Si bien, esa decisión es afrontada por muchos con alegría y entusiasmo, pues lo consideran como un paso fundamental para la proyección de su vida, también es cierto que puede llevar a altos niveles de miedo, angustia, ansiedad y preocupación.

Hasta aquí, el panorama puede resultar normal y tendrá un desenvolvimiento sobre la base de los gustos, aptitudes y talentos de cada quien, pues todos tenemos en nuestro interior un don que es aquel con el que vibramos desde niños. Recuerda que en esa etapa solíamos dedicar gran parte de nuestro tiempo a sentirlo y experimentarlo. La pasábamos cantando, bailando, hablando, queriendo hacer recetas, inventos y mil cosas que nos resultaban apasionantes. Desde ese momento la vida nos estaba mostrando cómo deseábamos poner nuestra energía en esa virtud.

Sin embargo, en muchos casos, los jóvenes no cuentan con la debida libertad para tomar esta decisión. Surgen factores como la presión y las imposiciones familiares o la simple orden de estudiar determinada carrera.

Es común escuchar de casos en los que los jóvenes son forzados a estudiar una determinada carrera con la intención de que en el futuro trabajen en la empresa familiar o por otros motivos como el prestigio y la estabilidad económica.

Pensemos, por un momento, cómo va a vivir un joven que ha sido condicionado a los deseos de sus padres si, por decir algo, desde pequeño se interesó por las artes y trascendió empíricamente en ello, fluía y sentía total regocijo con ellas, desarrollando su talento con mucha dedicación y planificó su vida alrededor de este don.

Obligar a alguien a estudiar una profesión contra su voluntad, sin importar el motivo, solo puede traer consecuencias negativas en la vida de ese joven.
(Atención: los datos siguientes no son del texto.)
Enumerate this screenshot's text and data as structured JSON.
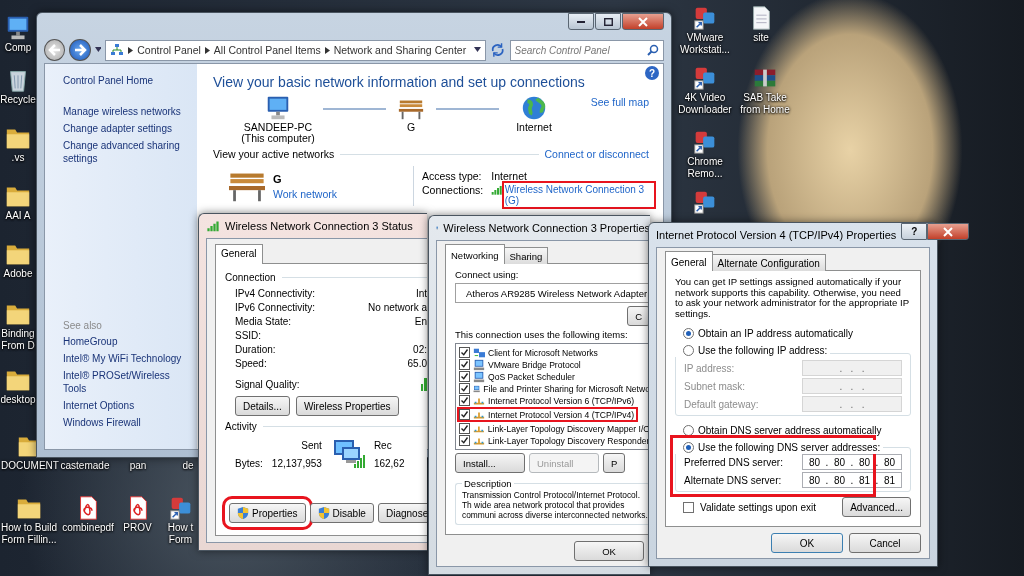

Aunque muchos padres consideran que a largo plazo este tipo de imposiciones beneficiarán a sus hijos y que en últimas les están haciendo algún tipo de favor, lo cierto es que les están bloqueando toda energía que nace y trasciende cuando es nuestro don el que proyectamos en nuestra vida.

Resulta evidente que en este caso se está llevando al joven a una vida de frustraciones en la que no podrá desarrollar su potencial, cumplir sus sueños y sentirse pleno y expandir su don, el cual en el futuro probablemente lo llevará a una misión trascendental, pues se le habrá quitado toda libertad sobre esta decisión.

Ante este panorama, es de esperarse que no pueda aprovechar al máximo la vida universitaria, no dedique todo su potencial a las labores académicas y en un futuro esté desilusionado con la vida que lleva, generando tristeza, sensación de fracaso, enfermedades físicas, pues su fluir no fue coherente con su pensar, sentir y actuar, pilares de una vida plena y feliz.

Forzar a un hijo a estudiar una carrera que no desea, a dedicarse a algo que no va con su don, no es más que llevarlo a una vida de insatisfacciones, frustraciones y arrepentimiento.

Por el contrario, permitir que explote sus dones, virtudes y talentos de manera libre y coherente hará de él una persona plena, feliz y llena de sueños que lo motivarán día a día.

Por eso, si no vibras con lo que haces, nunca es tarde para escuchar tu interior y ofrecer tu don al mundo.